The Good Doctor
Another show centered around an autistic character that debuted this fall is “The Good Doctor.” Unlike “Atypical,” “The Good Doctor” was actually picked up by ABC, a major, traditional television network. Just the fact that ABC was willing to air a show about a character with autism may represent a more open attitude towards these narratives in and of itself.
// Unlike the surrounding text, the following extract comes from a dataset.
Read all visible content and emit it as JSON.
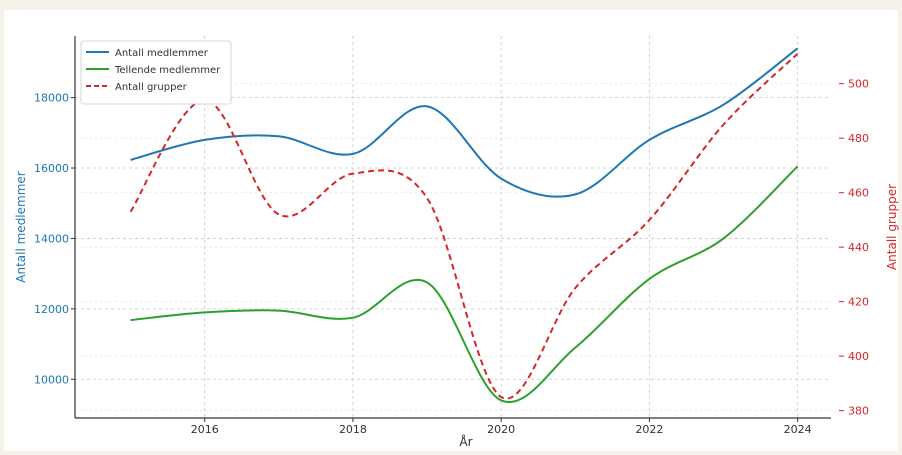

ABC’s choice to air “The Good Doctor” reflects an understanding about audience receptiveness so that choice in itself is something to celebrate.
“The Good Doctor” is notedly more dramatic than “Atypical.” Whereas Rashid was working to create a coming of age story in a familiar and relatable setting, “The Good Doctor” follows more in line with high dramas like creator David Shore’s former project, “House.” In the show, the hero Shawn Murphy is a doctor that has autism and savant syndrome. Through an impassioned plea by Richard Schiff at the beginning of the show, Murphy is hired on by a hospital against the better judgement of the board. The argument for hiring Murphy is that despite his abnormal condition, he’s still a capable and gifted doctor that could do a lot of good for patients. One of the messages of the show that is espoused by the characters and shared by the creator is the belief that people with autism shouldn’t be hindered from employment simply because they’re autistic. While it’s positive to see the portrayal of autistic individuals in a normal work setting, “The Good Doctor” isn’t without its share of problems either.